Yesterday’s press release, in which we defended the rights of Professor Peter Ratener at Bellevue Community College (BCC) in Washington State, has sparked some strong reaction. Some of the reactions were fully anticipated, others have been fairly surprising. As readers know, and as was well-covered today in Inside Higher Ed, BCC decided to suspend Ratener for writing a math exam question that involved a person named “Condoleezza” dropping a watermelon from the top of a building.
Unsurprisingly, many readers reacted to FIRE’s conclusion that the apparent reference to a racial stereotype was inadvertent. We carefully researched the case—as we always do—and that was our honest conclusion. It is important to note, however, that this is not just our conclusion: it is also BCC’s conclusion and the conclusion of most of the parties at BCC who were involved in the case. Some readers have responded that to them it seems virtually impossible that this could have been unintentional. I do not think that such a thoughtless error is so inconceivable. Ratener has been teaching math for over 26 years, he uses popular and familiar names in his math problems, and has never previously been accused of any kind of racial insensitivity. Do people make thoughtless mistakes? Of course they do, and in our judgment, after looking at all the facts, we believe this was one such mistake.
That being said, we must be clear that we believe that Ratener’s rights should be defended even if the reference to a stereotype was intentional. BCC is a public college bound by the First Amendment, and to us, the erosion of academic freedom and free speech poses a far greater threat to our society than does an insensitive math problem.
When FIRE has argued this over the years, I have been struck by how many people respond with “So you are saying that there is nothing we can do to fight racist or otherwise ignorant speech?” The answer is “Of course there is something you can do.” The fact that people even ask this question demonstrates to me that we have gotten too far away from the founders’ vision of a society where most decisions are made outside of the halls of official power. For those who believe what Ratener did was truly wrong, it is crucial to understand that the marketplace of ideas and open public discussion worked in this case. When the insensitive question was discovered and made public, two years after it was initially written, Ratener was subjected to ferocious criticism from outside advocates, the board of trustees, his colleagues, bloggers, as well as both national and local organizations. The question was changed and Ratener issued an extensive public apology, in which he said:
I come before you now because you are owed an apology. I made a mistake. An egregious mistake. An exam I wrote contained a question that was deeply offensive and invoked an insulting racial stereotype. To Chelsey Richardson, and other students, I’m very sorry I have offended you. That was not my intention. If you knew me, you’d believe me. You are valued and I want you in our campus community. I also value the wonderful diversity of students here. That is one of the things I like best about teaching at a community college.

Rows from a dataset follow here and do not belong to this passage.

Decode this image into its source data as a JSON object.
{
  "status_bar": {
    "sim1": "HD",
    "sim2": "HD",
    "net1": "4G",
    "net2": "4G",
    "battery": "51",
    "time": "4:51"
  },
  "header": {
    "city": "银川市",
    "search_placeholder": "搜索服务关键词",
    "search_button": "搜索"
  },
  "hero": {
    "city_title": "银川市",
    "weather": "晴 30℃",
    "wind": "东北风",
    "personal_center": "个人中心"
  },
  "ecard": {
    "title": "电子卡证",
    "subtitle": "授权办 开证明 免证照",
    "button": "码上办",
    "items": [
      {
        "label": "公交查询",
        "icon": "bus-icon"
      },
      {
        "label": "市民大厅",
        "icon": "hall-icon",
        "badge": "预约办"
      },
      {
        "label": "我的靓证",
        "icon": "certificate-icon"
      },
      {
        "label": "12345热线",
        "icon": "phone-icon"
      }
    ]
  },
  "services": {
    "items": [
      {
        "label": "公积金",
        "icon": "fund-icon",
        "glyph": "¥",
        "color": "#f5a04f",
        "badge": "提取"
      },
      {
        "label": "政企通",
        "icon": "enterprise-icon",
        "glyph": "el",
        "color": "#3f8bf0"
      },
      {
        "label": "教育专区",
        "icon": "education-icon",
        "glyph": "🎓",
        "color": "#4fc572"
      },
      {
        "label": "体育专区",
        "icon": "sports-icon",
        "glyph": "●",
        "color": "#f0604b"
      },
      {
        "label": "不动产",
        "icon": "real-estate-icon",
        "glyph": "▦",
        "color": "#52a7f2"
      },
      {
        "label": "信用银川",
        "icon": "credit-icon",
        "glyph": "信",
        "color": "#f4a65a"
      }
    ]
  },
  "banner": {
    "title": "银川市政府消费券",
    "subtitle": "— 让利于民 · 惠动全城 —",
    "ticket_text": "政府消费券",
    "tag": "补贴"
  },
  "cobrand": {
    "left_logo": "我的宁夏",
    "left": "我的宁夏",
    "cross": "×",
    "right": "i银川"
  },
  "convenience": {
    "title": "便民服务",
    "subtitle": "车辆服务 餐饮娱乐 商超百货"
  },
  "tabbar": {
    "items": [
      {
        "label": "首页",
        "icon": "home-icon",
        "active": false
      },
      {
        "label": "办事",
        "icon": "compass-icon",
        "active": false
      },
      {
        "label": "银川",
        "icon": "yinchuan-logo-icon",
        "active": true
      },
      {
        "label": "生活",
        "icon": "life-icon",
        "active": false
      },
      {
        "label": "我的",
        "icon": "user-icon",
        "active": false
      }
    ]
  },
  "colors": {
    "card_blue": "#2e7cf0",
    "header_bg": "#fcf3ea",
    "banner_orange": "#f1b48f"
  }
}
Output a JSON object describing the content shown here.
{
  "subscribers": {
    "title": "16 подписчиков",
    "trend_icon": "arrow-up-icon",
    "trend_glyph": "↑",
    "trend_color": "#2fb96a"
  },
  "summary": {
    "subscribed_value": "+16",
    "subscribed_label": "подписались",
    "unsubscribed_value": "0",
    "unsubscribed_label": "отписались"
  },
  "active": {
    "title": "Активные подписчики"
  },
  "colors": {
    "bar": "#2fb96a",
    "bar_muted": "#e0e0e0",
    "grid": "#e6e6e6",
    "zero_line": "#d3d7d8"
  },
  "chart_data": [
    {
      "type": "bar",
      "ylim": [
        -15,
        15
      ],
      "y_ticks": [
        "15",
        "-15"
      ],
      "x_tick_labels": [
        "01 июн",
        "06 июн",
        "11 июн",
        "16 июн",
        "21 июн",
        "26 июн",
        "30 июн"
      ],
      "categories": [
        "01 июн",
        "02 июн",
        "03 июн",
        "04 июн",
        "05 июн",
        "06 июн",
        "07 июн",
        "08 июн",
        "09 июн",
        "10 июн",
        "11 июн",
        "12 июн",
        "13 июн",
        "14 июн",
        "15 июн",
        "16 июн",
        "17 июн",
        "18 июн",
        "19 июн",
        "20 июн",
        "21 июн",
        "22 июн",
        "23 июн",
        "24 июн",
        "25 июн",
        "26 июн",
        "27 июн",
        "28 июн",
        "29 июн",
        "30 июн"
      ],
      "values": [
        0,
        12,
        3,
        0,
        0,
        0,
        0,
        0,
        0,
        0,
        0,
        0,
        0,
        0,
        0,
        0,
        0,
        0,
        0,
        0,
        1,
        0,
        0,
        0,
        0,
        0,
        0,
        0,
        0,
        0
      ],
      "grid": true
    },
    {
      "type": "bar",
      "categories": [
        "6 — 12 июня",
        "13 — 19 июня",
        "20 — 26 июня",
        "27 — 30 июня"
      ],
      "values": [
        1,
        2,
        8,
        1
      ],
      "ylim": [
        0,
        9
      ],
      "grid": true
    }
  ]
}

To my colleagues at BCC—faculty, staff, and administration—I am sorry that my action has embarrassed you and caused you to become targets for harsh criticism. For more than ten years you have toiled to make BCC an institution that welcomes and values people of all colors. We have some work to do, but still you should be proud of what you’ve accomplished. You have pulled together despite the strains of all the unfavorable attention, and you’ve never abandoned me. I am indeed honored to be your colleague.
I also extend my sincere apologies to the African-American community and also to Secretary of State Condoleezza Rice. I sincerely regret insulting you…
In this case sunlight and moral witness worked. He wrote an insensitive question, he was called to the mat, the question was removed and he apologized profusely. This is how we are supposed to handle offensive speech in a free society—with more speech, not official punishment.
The most surprising responses I received, however, were a few e-mails that claimed that—while there may be legitimate First Amendment issues in this case—we should not waste our reputational clout on such trivial matters. To this criticism, I responded:
I believe FIRE’s reputation is our unapologetic defense of principle. Here a professor came to us asking for our help because he was being punished for using an example in a test that offended a student, despite the fact the professor had already taken a public beating, apologized and, changed the question. We were not about to turn him away because critics might argue that he had intentionally engaged in racial stereotyping supposedly unprotected by free speech or academic freedom or because we could have spent our time doing something else.
In FIRE’s history we have defended speech that I would argue is far more offensive than this, where the speech was clearly intentional and where the accused refused to apologize. In fact, you would be hard pressed to name a campus free speech controversy over the past 3 years where we did not comment, help or, at least, offer our help. We are not going to start turning the Professor Rateners of the world away in order to preserve our reputational capital—saving it up only for cases that we deem “safe.” That is the road to arbitrary judgments and partisanship. If we were more cautious we wouldn’t have taken maybe half the cases we have defended over the years—but then again, we wouldn’t be the same FIRE.